For most of its history, however, the building’s priorities lay in the other direction, on the main road. This is one of London’s historic cabmen’s shelters, the little huts dotted throughout the city to offer places for taxi drivers to stop, freshen up and get something to eat and drink. This one had fallen into disuse in recent decades, since the road became a red route and cabs could no longer park there while their drivers got their tea and sarnies. It has been revived by Melis Kurum, who has a day job in restaurant PR, and her friend Cem Kemahli.
‘We first spotted it on lockdown walks,’ she says. ‘So we’ve been thinking about it for a couple of years. We looked into it and found out that it was owned by the Cabmen’s Shelter Fund, so we reached out to them and they explained why it had closed. We were excited to put it back into public use.’
The Heritage of London trust helped fund the restoration of the shelter, to get it in a position where it could be reoccupied, before Kuruk and Kemahli took over running the smart green-painted café. The new menu is short but appetising: toast with jam and butter, soft boiled egg and soldiers, focaccia sandwiches, bagels and toasties, with natural wines… which perhaps might not be so familiar to the original cab drivers.
At one stage there were dozens of these shelters around the capital. They started in the late 19th century, to provide ‘good and wholesome refreshments at moderate prices’ to the drivers of hansom cabs, which were horse-drawn at the time. Part of the motivation was to stop them from drinking so much on the job. There were strict rules about them: they could only be used by licensed drivers, and gambling, alcohol and swearing were all banned.
By 1914 there were 61, but by the end of the Second World War many had been damaged, and they continued to fall into disuse as motoring habits changed. Today only 13 remain, all north of the river, but the Café Pier is unique in being open to non-cabbies.
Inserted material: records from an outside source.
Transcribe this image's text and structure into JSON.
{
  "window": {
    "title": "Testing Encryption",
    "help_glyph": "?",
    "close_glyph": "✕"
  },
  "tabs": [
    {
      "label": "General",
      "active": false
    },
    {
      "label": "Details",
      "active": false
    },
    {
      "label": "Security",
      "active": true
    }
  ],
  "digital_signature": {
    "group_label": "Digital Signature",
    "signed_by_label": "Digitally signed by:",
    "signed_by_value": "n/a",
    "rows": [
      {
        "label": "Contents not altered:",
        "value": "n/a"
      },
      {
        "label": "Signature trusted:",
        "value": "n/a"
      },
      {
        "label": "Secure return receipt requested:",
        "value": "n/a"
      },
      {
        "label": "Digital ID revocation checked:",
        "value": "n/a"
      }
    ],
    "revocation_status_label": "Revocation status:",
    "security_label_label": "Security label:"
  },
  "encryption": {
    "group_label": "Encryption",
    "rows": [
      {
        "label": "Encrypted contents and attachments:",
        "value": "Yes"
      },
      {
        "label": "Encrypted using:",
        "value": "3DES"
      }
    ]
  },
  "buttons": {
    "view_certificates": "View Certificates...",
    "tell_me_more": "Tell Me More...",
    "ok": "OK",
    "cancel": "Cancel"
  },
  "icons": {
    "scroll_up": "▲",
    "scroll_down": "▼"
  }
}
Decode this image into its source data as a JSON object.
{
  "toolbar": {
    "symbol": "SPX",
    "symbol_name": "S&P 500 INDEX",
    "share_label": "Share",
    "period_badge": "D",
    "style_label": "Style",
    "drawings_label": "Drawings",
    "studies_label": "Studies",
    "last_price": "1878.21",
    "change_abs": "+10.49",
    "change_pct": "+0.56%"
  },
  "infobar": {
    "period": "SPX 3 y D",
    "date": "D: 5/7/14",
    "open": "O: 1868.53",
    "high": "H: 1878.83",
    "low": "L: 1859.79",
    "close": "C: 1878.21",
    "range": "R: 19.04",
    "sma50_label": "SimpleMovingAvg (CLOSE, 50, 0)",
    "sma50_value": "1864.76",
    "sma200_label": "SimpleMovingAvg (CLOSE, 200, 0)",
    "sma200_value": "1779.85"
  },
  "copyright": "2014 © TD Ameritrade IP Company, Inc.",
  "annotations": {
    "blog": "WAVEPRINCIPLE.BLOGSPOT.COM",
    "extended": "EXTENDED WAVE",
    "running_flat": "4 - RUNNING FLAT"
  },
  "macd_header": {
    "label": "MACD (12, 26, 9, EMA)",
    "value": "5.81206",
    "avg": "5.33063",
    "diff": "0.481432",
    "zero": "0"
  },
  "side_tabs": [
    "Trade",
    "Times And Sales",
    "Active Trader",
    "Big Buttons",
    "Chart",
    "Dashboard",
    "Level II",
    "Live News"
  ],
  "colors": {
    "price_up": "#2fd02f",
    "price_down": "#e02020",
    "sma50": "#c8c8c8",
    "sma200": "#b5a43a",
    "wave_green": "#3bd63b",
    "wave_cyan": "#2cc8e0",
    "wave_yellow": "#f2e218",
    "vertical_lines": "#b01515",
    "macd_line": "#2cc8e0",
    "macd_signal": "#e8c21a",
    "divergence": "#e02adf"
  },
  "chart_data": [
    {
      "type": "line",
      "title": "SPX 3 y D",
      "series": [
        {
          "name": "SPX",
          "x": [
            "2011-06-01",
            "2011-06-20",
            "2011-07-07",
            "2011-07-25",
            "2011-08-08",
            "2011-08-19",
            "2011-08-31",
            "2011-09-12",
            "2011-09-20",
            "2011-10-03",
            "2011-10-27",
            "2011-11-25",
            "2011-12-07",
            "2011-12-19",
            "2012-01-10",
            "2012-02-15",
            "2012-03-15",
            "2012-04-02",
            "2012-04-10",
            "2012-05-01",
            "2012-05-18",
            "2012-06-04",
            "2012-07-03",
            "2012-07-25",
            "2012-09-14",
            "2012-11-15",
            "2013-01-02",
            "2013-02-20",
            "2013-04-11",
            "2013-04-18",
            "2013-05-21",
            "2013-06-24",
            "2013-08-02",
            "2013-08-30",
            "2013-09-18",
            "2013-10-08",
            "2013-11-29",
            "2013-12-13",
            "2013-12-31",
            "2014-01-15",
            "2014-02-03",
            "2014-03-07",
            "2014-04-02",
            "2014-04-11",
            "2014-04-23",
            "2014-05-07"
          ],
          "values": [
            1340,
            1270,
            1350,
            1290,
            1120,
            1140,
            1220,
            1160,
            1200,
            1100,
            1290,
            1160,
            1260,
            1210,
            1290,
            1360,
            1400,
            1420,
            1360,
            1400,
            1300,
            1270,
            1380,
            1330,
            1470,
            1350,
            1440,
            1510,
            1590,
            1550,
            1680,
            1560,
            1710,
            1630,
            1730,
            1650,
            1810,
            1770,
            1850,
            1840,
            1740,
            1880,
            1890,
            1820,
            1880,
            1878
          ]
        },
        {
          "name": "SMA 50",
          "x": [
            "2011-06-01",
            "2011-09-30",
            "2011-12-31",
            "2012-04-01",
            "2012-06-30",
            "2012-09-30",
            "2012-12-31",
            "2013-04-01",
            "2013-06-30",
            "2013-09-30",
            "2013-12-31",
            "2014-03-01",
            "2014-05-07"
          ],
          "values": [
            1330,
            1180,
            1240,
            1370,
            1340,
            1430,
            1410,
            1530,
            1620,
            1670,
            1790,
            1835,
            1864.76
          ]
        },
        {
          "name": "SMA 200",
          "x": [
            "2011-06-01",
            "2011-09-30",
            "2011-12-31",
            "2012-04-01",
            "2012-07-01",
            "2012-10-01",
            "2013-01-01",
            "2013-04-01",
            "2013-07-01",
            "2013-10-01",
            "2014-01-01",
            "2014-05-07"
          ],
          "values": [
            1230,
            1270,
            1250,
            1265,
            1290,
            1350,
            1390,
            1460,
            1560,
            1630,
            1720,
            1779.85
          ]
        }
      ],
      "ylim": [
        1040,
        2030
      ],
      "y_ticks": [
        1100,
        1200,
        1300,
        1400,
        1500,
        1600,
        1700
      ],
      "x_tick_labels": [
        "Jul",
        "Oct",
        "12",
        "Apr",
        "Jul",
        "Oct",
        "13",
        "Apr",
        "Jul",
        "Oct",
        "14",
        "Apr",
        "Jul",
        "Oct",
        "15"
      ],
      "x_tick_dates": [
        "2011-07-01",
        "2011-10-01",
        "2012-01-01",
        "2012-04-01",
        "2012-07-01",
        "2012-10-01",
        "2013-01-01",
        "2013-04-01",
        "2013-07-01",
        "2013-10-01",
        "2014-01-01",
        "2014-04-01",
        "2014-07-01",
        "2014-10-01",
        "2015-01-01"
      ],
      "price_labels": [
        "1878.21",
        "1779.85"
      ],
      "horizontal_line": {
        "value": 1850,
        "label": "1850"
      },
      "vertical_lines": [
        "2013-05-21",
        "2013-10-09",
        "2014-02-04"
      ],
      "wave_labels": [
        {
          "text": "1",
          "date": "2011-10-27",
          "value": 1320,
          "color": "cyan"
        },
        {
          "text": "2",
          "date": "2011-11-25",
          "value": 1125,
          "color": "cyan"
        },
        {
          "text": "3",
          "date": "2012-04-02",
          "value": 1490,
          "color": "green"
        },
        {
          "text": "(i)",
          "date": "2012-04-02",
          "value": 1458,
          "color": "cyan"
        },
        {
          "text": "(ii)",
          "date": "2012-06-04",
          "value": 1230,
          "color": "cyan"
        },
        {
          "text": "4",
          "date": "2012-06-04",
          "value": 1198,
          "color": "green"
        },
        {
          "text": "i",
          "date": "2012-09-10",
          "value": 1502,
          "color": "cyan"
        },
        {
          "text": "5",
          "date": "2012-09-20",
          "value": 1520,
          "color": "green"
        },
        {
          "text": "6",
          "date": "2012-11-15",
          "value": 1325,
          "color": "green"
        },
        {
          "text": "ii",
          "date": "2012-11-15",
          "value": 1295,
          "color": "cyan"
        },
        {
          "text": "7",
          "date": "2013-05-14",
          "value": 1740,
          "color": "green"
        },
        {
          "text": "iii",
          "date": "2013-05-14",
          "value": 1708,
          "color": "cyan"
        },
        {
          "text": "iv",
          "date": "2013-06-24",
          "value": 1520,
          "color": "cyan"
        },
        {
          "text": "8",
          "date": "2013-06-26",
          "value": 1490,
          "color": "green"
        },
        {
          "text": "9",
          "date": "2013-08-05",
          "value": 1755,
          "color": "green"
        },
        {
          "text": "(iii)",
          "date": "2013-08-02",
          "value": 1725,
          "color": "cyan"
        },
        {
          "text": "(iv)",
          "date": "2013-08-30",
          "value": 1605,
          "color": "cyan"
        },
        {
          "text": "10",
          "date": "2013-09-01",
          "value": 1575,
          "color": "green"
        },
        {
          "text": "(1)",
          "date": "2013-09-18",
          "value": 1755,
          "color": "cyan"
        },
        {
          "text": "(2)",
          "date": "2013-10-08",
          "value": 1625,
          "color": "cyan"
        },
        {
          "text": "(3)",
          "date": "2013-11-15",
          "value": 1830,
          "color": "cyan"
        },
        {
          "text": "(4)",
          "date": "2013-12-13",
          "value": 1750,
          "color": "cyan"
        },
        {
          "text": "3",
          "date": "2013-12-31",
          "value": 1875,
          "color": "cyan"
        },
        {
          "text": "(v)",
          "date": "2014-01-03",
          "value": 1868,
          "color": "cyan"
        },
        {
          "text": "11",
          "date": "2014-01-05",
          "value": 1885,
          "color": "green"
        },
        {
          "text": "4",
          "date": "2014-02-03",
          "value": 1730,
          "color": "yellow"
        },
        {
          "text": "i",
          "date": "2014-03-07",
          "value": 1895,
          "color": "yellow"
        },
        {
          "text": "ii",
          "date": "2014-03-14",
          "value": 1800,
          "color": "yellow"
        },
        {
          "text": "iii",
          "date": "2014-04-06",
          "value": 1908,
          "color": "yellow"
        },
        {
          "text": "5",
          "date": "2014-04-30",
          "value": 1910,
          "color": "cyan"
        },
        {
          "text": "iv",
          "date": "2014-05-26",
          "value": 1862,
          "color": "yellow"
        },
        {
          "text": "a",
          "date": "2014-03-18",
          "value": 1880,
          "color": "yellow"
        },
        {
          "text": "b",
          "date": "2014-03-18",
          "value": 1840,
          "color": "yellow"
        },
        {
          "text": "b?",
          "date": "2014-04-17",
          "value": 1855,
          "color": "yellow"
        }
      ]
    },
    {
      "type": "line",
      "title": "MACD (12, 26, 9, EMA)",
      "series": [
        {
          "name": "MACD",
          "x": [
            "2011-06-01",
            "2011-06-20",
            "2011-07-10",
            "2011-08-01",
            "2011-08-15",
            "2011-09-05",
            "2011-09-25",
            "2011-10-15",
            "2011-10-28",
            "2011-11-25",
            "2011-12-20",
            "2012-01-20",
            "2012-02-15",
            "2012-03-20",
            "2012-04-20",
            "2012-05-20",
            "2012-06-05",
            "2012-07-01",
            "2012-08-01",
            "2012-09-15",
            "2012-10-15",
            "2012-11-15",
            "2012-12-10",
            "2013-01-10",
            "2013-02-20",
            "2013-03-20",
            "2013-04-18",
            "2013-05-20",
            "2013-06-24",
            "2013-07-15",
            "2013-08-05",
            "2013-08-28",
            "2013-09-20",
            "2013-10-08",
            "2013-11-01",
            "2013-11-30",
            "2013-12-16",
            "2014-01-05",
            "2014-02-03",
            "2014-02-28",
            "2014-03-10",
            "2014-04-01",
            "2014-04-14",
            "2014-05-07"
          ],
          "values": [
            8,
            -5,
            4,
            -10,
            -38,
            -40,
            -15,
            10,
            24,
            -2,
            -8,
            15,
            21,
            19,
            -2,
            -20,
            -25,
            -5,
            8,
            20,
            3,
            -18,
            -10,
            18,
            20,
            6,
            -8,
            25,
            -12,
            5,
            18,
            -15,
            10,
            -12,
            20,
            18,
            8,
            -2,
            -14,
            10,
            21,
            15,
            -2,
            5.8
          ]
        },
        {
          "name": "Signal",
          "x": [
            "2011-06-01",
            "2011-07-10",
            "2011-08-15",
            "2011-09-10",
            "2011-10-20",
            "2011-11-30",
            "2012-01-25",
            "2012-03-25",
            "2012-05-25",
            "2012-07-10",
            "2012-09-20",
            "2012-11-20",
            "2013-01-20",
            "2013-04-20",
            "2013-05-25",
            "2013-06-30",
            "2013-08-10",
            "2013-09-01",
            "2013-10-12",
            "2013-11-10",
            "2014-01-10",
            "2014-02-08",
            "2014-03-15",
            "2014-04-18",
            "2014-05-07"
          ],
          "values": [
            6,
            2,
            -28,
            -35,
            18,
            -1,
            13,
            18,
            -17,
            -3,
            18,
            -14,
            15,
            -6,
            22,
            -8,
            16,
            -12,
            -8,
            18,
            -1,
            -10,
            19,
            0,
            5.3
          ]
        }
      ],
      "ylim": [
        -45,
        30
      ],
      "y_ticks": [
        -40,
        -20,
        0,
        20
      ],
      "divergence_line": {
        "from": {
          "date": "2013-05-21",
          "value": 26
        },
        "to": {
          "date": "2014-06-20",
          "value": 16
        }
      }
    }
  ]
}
‘Everyone is surprised to see it back up,’ Kurum says. ‘It’s lovely to see people enjoying the shelter again after all these years.’ The customers have been mostly locals, but they’ve also had parties of schoolchildren, and curious foodies. There are plans to do pop-ups with chefs, to make the shelter more of a destination. They have even had a few cabbies down – although they have to park further away.